Figura 2: Sindesmose na perna do homem (A) entre os ossos: sacro e fêmur, fêmur, tíbia e fíbula, tíbia, fíbula e tarso e tarso e metatarso. Ligamentos e articulações na pata traseira do cachorro (B).
    

·         Gonfose (Fig. 3): é uma articulação imóvel ou sinartrose, em que há um encaixe perfeito em uma depressão óssea, constituída com pouco tecido conjuntivo.

Figura 3: Gonfose em cavidade dentária do homem (A) e em cachorro (B).


As articulações cartilaginosas permitem pouco ou nenhum movimento. Os ossos são unidos por cartilagem hialina ou fibrocartilagem e não há cavidade sinovial. Existem dois tipos: sincondrose e sínfise. Ambos os tipos podem ser encontrados no homem e nos caninos.
·         Sincondrose (Fig. 4): o tecido conjuntivo é cartilagem hialina, a qual é substituída por tecido ósseo no final do crescimento longitudinal do osso.

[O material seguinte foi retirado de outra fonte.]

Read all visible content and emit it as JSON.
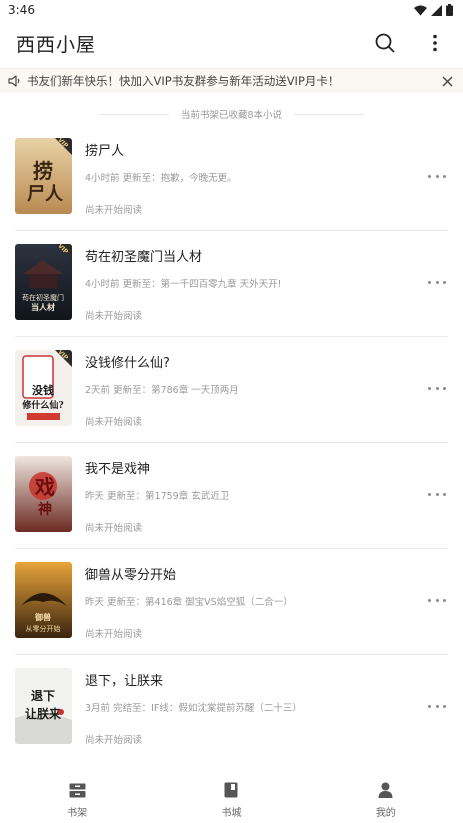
{
  "status_bar": {
    "time": "3:46"
  },
  "app_bar": {
    "title": "西西小屋"
  },
  "notice": {
    "text": "书友们新年快乐！快加入VIP书友群参与新年活动送VIP月卡！"
  },
  "shelf": {
    "summary": "当前书架已收藏8本小说"
  },
  "books": [
    {
      "title": "捞尸人",
      "update": "4小时前 更新至：抱歉，今晚无更。",
      "progress": "尚未开始阅读",
      "cover_text": "捞尸人"
    },
    {
      "title": "苟在初圣魔门当人材",
      "update": "4小时前 更新至：第一千四百零九章 天外天开!",
      "progress": "尚未开始阅读",
      "cover_text": "苟在初圣魔门当人材"
    },
    {
      "title": "没钱修什么仙?",
      "update": "2天前 更新至：第786章 一天顶两月",
      "progress": "尚未开始阅读",
      "cover_text": "没钱修什么仙?"
    },
    {
      "title": "我不是戏神",
      "update": "昨天 更新至：第1759章 玄武近卫",
      "progress": "尚未开始阅读",
      "cover_text": "戏神"
    },
    {
      "title": "御兽从零分开始",
      "update": "昨天 更新至：第416章 御宝VS焰空狐（二合一）",
      "progress": "尚未开始阅读",
      "cover_text": "御兽从零分开始"
    },
    {
      "title": "退下，让朕来",
      "update": "3月前 完结至：IF线：假如沈棠提前苏醒（二十三）",
      "progress": "尚未开始阅读",
      "cover_text": "退下让朕来"
    }
  ],
  "bottom_nav": [
    {
      "label": "书架",
      "icon": "bookshelf-icon"
    },
    {
      "label": "书城",
      "icon": "book-icon"
    },
    {
      "label": "我的",
      "icon": "person-icon"
    }
  ],
  "colors": {
    "notice_bg": "#fbf8f3",
    "muted_text": "#9a9a9a",
    "divider": "#ebebeb"
  }
}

Figura 4: Sincondrose em costelas no homem (A) e no cachorro (B).


·         Sínfise (Fig. 5): possui pouco grau de movimento, com uma fina camada de cartilagem hialina, e a ligação entre os ossos é feita por um disco plano de fibrocartilagem.

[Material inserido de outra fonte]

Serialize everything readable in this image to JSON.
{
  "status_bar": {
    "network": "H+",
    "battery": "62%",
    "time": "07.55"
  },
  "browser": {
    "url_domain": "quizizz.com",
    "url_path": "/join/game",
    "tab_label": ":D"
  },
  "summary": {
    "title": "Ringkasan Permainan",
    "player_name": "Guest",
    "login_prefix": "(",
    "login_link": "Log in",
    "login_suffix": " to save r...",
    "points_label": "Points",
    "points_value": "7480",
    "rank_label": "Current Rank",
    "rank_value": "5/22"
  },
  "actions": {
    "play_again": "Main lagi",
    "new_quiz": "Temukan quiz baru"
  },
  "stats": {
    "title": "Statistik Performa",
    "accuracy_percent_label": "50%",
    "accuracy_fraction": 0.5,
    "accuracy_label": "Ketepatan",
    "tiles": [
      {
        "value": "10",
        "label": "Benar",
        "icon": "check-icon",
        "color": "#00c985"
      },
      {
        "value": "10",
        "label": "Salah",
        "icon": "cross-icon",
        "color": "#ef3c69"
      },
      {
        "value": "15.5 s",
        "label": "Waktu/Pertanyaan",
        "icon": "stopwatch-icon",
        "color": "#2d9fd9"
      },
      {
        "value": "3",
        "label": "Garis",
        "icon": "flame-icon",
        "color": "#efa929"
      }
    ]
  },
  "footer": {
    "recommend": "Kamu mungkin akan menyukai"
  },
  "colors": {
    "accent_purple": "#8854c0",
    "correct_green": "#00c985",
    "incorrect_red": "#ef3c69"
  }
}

Figura 5: Sínfise púbica em pelve de homem (A) e de cachorro (B).

A articulação sinovial apresenta espaços entre os ossos, a cavidade sinovial, e uma cápsula articular, os quais permitirão grande amplitude de movimentos, também classificada de diartroses. Esta articulação possui cinco elementos constantes: a superfície óssea articular, que é a superfície de contato entre os ossos; a cartilagem articular, que é de cartilagem hialina e se situa na extremidade óssea; a cápsula articular, constituída de membrana fibrosa externa e de membrana sinovial interna; o líquido sinovial, responsável pela lubrificação das articulações para amenizar o atrito; e a cavidade sinovial, espaço preenchido pelo líquido sinovial. As articulações do ombro e do joelho são exemplos de sinovial (Fig. 6).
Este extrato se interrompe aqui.